EMPTY CHAIRS AT EMPTY TABLES
copperpaw / thunderclan apprentice / ♀ / tags
*:・゚✦ New-leaf is pleasant, Copperpaw thought. A time where life springs triumphantly from a graveyard of miscellaneous plant matter and a time when the birds begin to sing and call again and the holly grows forth again. Nature was slowly taking back her rightful queen from the cold, wretched clutches of leaf-bare and the flora was surging up again with a fury unseen in any inorganic matter. While there were still a few particularly nippy days and bitter winds to be had, the sun was slowly strengthening and the sunshine growing warmer. Copperpaw would have liked to embrace the natural beauty of the season in any way she could, but at the very cusp of the turn of the moon, she had been afflicted with an aggressive strain of the flu. Fevers, cold sweats, chronic sneezing and fatigue, she had them all and she hardly found time to even exit the medicine den for a few heartbeats. She was quarantined, a lonely face drifting in the darkness of the sage brush that could only be seen if a temporary patient bypassed the cloud of invisibility and looked past the walls the apprentice had tirelessly constructed. Her features were blurred in the memories of the clan, and many who passed through the Medicine Den hardly even knew she was there because she had steadily blended into the background, just another decorative fixture on the proverbial mantle.

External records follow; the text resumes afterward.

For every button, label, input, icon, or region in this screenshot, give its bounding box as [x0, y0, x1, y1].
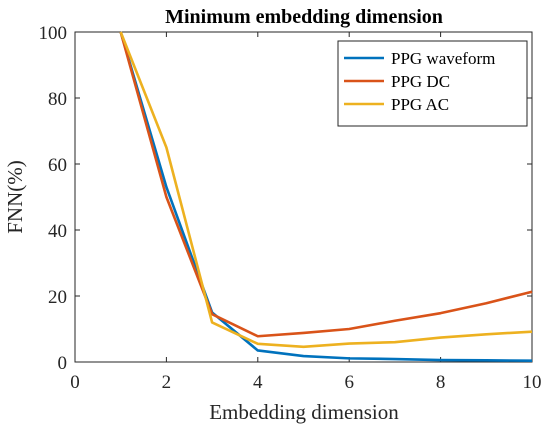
series-layer: [119, 31, 533, 362]
y-tick-label: 80: [48, 89, 67, 110]
y-tick-label: 40: [48, 221, 67, 242]
y-tick-label: 60: [48, 155, 67, 176]
y-tick-label: 100: [39, 23, 68, 44]
y-tick-label: 20: [48, 287, 67, 308]
legend-label: PPG DC: [391, 72, 450, 91]
legend-box: [337, 40, 528, 127]
series-line-2: [119, 31, 533, 338]
x-tick-label: 6: [344, 372, 354, 393]
x-tick-label: 8: [436, 372, 446, 393]
series-line-3: [119, 31, 533, 349]
chart-title: Minimum embedding dimension: [165, 6, 443, 28]
x-tick-label: 0: [70, 372, 80, 393]
x-tick-label: 2: [162, 372, 172, 393]
legend: PPG waveform PPG DC PPG AC: [337, 40, 528, 127]
y-tick-label: 0: [58, 353, 68, 374]
y-axis-label: FNN(%): [3, 160, 27, 234]
legend-label: PPG waveform: [391, 49, 495, 68]
series-line-1: [119, 31, 533, 362]
x-tick-label: 4: [253, 372, 263, 393]
legend-label: PPG AC: [391, 95, 449, 114]
x-tick-label: 10: [523, 372, 542, 393]
x-axis-label: Embedding dimension: [209, 400, 399, 424]
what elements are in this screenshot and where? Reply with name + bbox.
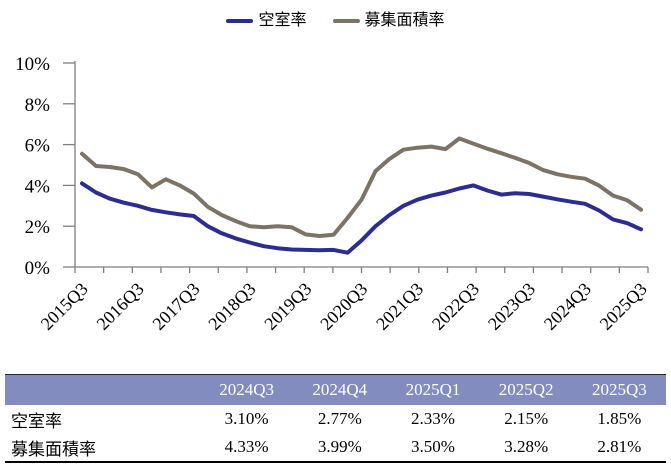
x-axis-label: 2018Q3	[204, 279, 259, 334]
value-cell: 3.99%	[293, 433, 387, 462]
legend-item-vacancy-rate: 空室率	[226, 12, 307, 29]
x-axis-label: 2021Q3	[372, 279, 427, 334]
x-axis-label: 2016Q3	[93, 279, 148, 334]
value-cell: 2.33%	[386, 405, 480, 433]
table-header-cell: 2024Q3	[200, 374, 294, 405]
x-axis-label: 2017Q3	[148, 279, 203, 334]
value-cell: 4.33%	[200, 433, 294, 462]
table-header-cell: 2025Q3	[572, 374, 666, 405]
line-chart: 0% 2% 4% 6% 8% 10% 2015Q3 2016Q3 2017Q3 2018Q3 201…	[15, 54, 651, 334]
value-cell: 2.81%	[572, 433, 666, 462]
x-axis-label: 2025Q3	[596, 279, 651, 334]
value-cell: 3.10%	[200, 405, 294, 433]
vacancy-rate-line-swatch	[226, 19, 254, 23]
x-axis-label: 2024Q3	[540, 279, 595, 334]
table-header-cell: 2025Q2	[479, 374, 573, 405]
summary-table-body: 空室率 3.10% 2.77% 2.33% 2.15% 1.85% 募集面積率 4.33% 3.…	[5, 405, 666, 462]
y-axis-label: 2%	[25, 217, 51, 238]
x-axis-label: 2022Q3	[428, 279, 483, 334]
value-cell: 3.50%	[386, 433, 480, 462]
y-axis-label: 4%	[25, 176, 51, 197]
y-axis-label: 8%	[25, 95, 51, 116]
value-cell: 2.77%	[293, 405, 387, 433]
listing-area-rate-line-swatch	[332, 19, 360, 23]
table-row: 空室率 3.10% 2.77% 2.33% 2.15% 1.85%	[5, 405, 666, 433]
summary-table: 2024Q3 2024Q4 2025Q1 2025Q2 2025Q3 空室率 3.10% 2…	[5, 374, 666, 463]
row-label: 募集面積率	[5, 433, 200, 462]
x-axis-label: 2015Q3	[37, 279, 92, 334]
x-axis-label: 2020Q3	[316, 279, 371, 334]
x-axis-label: 2023Q3	[484, 279, 539, 334]
y-axis-label: 10%	[15, 54, 50, 75]
chart-legend: 空室率 募集面積率	[0, 13, 671, 29]
y-axis-label: 0%	[25, 258, 51, 279]
legend-label: 空室率	[258, 12, 307, 29]
legend-label: 募集面積率	[364, 12, 445, 29]
table-header-empty	[5, 374, 200, 405]
value-cell: 1.85%	[572, 405, 666, 433]
y-axis-label: 6%	[25, 136, 51, 157]
table-header-cell: 2024Q4	[293, 374, 387, 405]
value-cell: 2.15%	[479, 405, 573, 433]
chart-area: 0% 2% 4% 6% 8% 10% 2015Q3 2016Q3 2017Q3 2018Q3 201…	[15, 54, 651, 334]
table-header-row: 2024Q3 2024Q4 2025Q1 2025Q2 2025Q3	[5, 374, 666, 405]
row-label: 空室率	[5, 405, 200, 433]
x-axis-label: 2019Q3	[260, 279, 315, 334]
table-row: 募集面積率 4.33% 3.99% 3.50% 3.28% 2.81%	[5, 433, 666, 462]
vacancy-rate-line	[80, 181, 643, 255]
value-cell: 3.28%	[479, 433, 573, 462]
legend-item-listing-area-rate: 募集面積率	[332, 12, 445, 29]
table-header-cell: 2025Q1	[386, 374, 480, 405]
summary-table-header: 2024Q3 2024Q4 2025Q1 2025Q2 2025Q3	[5, 374, 666, 405]
listing-area-rate-line	[80, 136, 643, 238]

Today, however, she was hungry. It was not a slight grumbling within the realms of her shrunken stomach, but it was a ravenous need for food that fueled her shriveled, thin body beyond the length from the medicine den to the fresh-kill pile. The dappled brown feathers of a starling twinkled within her glossy amber eye, and the mere sight made her mouth salivate with anticipation and want. She could feel her body subconsciously make room for the rare meal, as if it knew nourishment would soon arrive and it only had to tide itself over for a few more seconds. Another step into the grass and Copperpaw was suddenly hit with a wall of pure stench that permeated the area and made her eye water with the redolence. She powered through for a few more steps only to hook a claw into the downy feathers of the starling and toss it away from the stink, then evacuate the area herself. It wasn't until she cut open the belly of the starling that she felt her body fully reject any food offered.
Crawling inside the very organs of the long dead avian, a writhing mass of maggots wriggled and squirmed so that an audible squelching noise rang through her ears with every vague movement. She swallowed thickly to dispel the bile steadily rising in her throat, and the sickly feeling ceased for only a few heartbeats before it surged back up her esophagous with a vengeance. Dashing away from the infested starling, Copperpaw dry heaved into the foliage. She didn't have an appetite anymore.